Although born in relative prosperity in New Jersey, Anna Tuthill Symmes Harrison lived most of her life as a pioneer in the Ohio
and Indiana frontier territories, following her husband, William Henry Harrison, during his long military and political career.
William was frequently away for long stretches of time, and she cared for their business ventures and their ten children alone.
Relations with the local Native Americans were tense, and the threat of attack was ever-present. Even with these dangers, she was
an able hostess who cooked and served meals for soldiers, dignitaries and American Indian leaders alike. Councils with local
Native Americans were frequently held in her home, and their encampments set up on her front lawn.

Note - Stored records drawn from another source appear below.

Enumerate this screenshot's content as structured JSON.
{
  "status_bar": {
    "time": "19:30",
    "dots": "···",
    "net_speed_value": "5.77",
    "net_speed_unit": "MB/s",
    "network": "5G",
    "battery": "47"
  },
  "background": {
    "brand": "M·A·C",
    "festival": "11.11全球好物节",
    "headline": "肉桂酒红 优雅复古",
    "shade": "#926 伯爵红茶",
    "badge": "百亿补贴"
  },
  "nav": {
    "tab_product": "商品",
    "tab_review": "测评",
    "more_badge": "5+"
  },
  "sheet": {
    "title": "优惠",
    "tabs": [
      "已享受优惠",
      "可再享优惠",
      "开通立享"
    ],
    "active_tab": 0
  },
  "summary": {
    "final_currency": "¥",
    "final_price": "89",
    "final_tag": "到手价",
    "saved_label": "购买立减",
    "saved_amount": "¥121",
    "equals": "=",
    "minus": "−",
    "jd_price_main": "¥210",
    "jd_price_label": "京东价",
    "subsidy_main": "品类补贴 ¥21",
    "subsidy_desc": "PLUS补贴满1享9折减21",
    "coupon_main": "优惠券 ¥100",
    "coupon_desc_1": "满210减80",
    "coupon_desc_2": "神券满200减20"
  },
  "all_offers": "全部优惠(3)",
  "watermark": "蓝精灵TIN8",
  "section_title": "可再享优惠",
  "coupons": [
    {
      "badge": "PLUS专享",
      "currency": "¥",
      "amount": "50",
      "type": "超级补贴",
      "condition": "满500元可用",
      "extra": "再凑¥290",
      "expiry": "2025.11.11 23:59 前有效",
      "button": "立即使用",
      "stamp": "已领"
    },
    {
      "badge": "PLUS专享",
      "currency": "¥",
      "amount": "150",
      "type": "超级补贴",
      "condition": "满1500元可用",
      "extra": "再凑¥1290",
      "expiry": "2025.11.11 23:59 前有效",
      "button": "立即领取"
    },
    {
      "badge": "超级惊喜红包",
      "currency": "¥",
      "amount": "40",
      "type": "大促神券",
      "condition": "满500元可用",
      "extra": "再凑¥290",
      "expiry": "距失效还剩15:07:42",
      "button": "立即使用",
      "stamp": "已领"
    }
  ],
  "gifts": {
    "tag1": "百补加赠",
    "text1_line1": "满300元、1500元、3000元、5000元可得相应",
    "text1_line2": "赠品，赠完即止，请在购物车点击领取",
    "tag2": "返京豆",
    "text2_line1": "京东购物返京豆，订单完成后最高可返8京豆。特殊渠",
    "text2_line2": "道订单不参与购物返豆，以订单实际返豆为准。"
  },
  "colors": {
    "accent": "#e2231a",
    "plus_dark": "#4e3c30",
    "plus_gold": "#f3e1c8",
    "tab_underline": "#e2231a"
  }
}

Harrison was well-educated for a woman of her era, having attended the best schools for girls in the northeast. In fact, she was
the first presidential spouse with a documented formal education and had a lifelong love of learning. An avid reader, she
especially enjoyed any political journals and newspapers she could find on the frontier.
Before she could arrive in Washington to join her husband at the White House, President Harrison died on April 4, 1841. It was
just one month after he became gravely ill after his one-hour and forty-minute inaugural address delivered in the blustery March
Children and education were central to Anna Harrison's life. On the frontier, she educated her children herself. She and her
husband started the Jefferson Academy (named for Thomas Jefferson) in Vincennes, Indiana, in 1801, for students eight to 17 years
of age. The school charged $15 a year in tuition, but Native Americans were allowed to attend free of charge. Upon moving to North
Bend, Ohio, the Harrisons started a school there as well. The reverse of the Anna Harrison First Spouse $10 Gold Coin depicts
Mrs. Harrison sharing her passion for teaching with her students.
2009 - First Lady Letitia Tyler, 1841–1842
A genteel Southern lady, Letitia Christian Tyler was content to stay in the background tending to her children and household.
She supervised the Tyler family's 1,200 acre plantation, Greenway, in Charles City County, Virginia, for many years.
Although Letitia Tyler was never able to assume the normal social duties of a First Lady because of her poor health, behind the
scenes, she directed the entertaining and household management of the White House. She made only one public appearance while First
Lady, at the wedding of their daughter, Elizabeth. She informally received important visitors, including authors Charles Dickens
and Washington Irving, and enjoyed discussing current events with them. She died in September 1842, eight months after her
Letitia Tyler's success in running their plantation gave husband John Tyler the freedom to pursue his political career. The
reverse of the coin depicts Mrs. Tyler and her two oldest children behind their Cedar Grove Plantation, with the plantation
building and fields visible in the distance. The Tylers were married here in 1813.
2009 - First Lady Julia Tyler, 1844–1845
The young and vivacious Julia Gardiner Tyler took Washington by storm with her wedding to widower President John Tyler on
June 26, 1844. Although she was First Lady for only eight months, she quickly made her mark. James Sanderson's song "Hail to the
Chief" had previously been played in various settings to honor American Presidents, but Julia Tyler was the first presidential
spouse to request that it be played specifically to announce the President's arrival on official occasions. It's a tradition that
continues to this day.
Julia Tyler worked hard to support her husband's political agenda, especially for the annexation of Texas. Julia used her
considerable charm to persuade Members of Congress, a Supreme Court justice and cabinet members to support the cause. After
Congress voted in favor of annexation and the President signed the resolution, he handed the gold pen he used to Julia in honor
of her efforts. She proudly attached the pen to her necklace and wore it on formal occasions afterwards.
Julia Tyler introduced the polka at a White House social event, making it a national craze. The reverse depicts President and Mrs.
Tyler together at a White House Ball.
2009 - First Lady Sarah Polk, 1845–1849
Sarah Childress Polk received an education traditionally available only to the most privileged young women of her time. When she
was 14, Sarah and her sister undertook a month-long, 500-mile journey on horseback from Tennessee to North Carolina to attend the
Moravian Female Academy, one of the best girls' schools in the country. Her studies went well beyond the traditional education
young girls received to include Greek and Roman literature and world history. These academic pursuits provided her with a worldview
that enhanced her political discussions.
Sarah devoted her married life to husband James K. Polk's political career, organizing his campaigns, writing speeches, handling
his correspondence and developing a network of valuable political friendships. She read major newspapers and magazines, and marked
articles she felt most important, leaving them on a chair outside the President's office for him to read.
As First Lady, Sarah Polk instituted many changes in the White House. She and her husband opened the White House twice a week to
all visitors for evening receptions and personally greeted those who attended. In the summer, the Marine Corps Band played once a
week on the lawn for visitors. She also oversaw the refurbishment of the White House, including the installation of gas lighting.
Mrs. Polk served as President Polk's private secretary in the White House, the only First Lady to have acted in that capacity. The
reverse depicts her working in the White House in support of her husband's career.